I talked to my scene partner today. Andrew.
Andrew takes care of his grand-mother and studies theater at the New York Studio 3 here in Asheville. He performed with his other scene partner, Bruce, last night. A scene from Death of a Salesman. Kelly, the teacher, told everyone she wants us to choose scenes that challenge us, that stretch us. Scenes that are dramatic.
I spent more than an hour last night searching for scenes and scripts online. I ordered two books of scenes and also a copy of All My Sons.
As I looked, I realized there are a few certain scenes I really want to do. These are scenes that have been with me for the past 25 years or so.

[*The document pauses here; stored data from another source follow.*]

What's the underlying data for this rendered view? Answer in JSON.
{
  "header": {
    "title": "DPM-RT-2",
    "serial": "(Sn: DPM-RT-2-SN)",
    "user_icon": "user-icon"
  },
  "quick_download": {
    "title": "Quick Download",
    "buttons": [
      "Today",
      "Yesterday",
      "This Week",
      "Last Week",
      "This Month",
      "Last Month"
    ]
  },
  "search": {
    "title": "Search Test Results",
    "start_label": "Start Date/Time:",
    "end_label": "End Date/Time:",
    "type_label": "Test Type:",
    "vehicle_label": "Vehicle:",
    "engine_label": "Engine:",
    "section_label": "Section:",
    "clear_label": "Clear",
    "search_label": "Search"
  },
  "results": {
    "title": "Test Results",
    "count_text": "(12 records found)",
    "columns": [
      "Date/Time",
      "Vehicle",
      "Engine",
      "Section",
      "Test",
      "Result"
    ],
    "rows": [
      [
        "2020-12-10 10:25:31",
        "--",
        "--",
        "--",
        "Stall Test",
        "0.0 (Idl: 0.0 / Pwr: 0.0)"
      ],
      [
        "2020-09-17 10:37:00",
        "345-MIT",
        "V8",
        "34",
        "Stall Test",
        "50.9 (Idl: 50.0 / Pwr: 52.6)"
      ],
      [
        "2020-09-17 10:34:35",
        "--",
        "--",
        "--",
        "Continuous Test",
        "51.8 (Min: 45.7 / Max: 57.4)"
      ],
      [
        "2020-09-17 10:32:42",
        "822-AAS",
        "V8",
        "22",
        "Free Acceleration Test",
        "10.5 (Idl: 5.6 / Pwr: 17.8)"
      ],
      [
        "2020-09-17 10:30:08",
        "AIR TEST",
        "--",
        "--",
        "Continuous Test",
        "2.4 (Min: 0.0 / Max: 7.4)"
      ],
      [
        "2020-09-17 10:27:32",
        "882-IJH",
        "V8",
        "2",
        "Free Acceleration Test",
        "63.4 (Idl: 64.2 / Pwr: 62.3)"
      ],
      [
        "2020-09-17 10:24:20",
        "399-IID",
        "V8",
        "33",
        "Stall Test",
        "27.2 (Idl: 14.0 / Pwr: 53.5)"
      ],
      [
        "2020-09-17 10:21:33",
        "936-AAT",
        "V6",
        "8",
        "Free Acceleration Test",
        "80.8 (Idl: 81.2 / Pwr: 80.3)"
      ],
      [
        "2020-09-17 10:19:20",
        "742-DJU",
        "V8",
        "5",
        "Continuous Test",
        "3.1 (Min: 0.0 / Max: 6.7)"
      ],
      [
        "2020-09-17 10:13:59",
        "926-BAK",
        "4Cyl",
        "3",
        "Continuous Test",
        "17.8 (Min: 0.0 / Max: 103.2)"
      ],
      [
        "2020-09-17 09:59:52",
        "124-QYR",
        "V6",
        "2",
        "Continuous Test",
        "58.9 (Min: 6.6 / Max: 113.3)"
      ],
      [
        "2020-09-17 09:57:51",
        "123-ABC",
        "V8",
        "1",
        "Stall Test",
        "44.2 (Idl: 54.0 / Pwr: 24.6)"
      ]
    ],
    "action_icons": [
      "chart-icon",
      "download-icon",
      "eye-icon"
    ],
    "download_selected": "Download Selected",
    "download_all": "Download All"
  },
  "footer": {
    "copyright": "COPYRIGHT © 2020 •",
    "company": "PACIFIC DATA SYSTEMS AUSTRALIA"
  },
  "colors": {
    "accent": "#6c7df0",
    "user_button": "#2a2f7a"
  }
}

One is a scene from Fool for Love which I saw two actors in my drama class in college perform exquisitely. Another is a scene from Betrayal which I did back in London in 1989. Another is the Eugene O'Neil play Long Day's Journey Into Night was always in our house growing up, and though I never read it all the way through, I feel it is, like these others, a stepping stone in this path backward to get something I left behind.
I was talking with Brett today about this sudden decision to take an acting class. I told him--and he is only one of two people I have told about this, and I'm not promoting these blog posts--I am keeping this in a semi-quiet-- I told Brett that theater classes were always about community. Scene work was done with a partner. Plays were done with multiple communities working together. When I left theater, I went solo.
Poetry is not about community. Say anything about it that you like: you write that shit by yourself, and the majority of work is only ever seen by you.
Also, scene work is about talking to someone else. Dialogue is life. I have forgotten how to do this.
Things that happened in 1989, the year I left the theater, not in this order:
- the Berlin Wall came down
- I studied in London
- my grandmother died
- my parents split up
- during intermission of Betrayal another student came back stage and grabbed me in my dressing room. I got away, but when I reported the incident the school brushed it off as a "cultural difference (he was Egyptian)" and the attacker sent me roses with a card with a joke on it and life continued as normal.
- I met a man who would figure deeply into my life but never fall in love with me
- started to "hear" poems in my head while I slept so would sneak out onto the little verandah over Queens Gate Terrace and write them out until I could sleep. These poems were powerfully symbolic and entirely dissociative, but beautiful. It was the first time I didn't rhyme.
- started to paint, too.
- left theater and never did it again until now.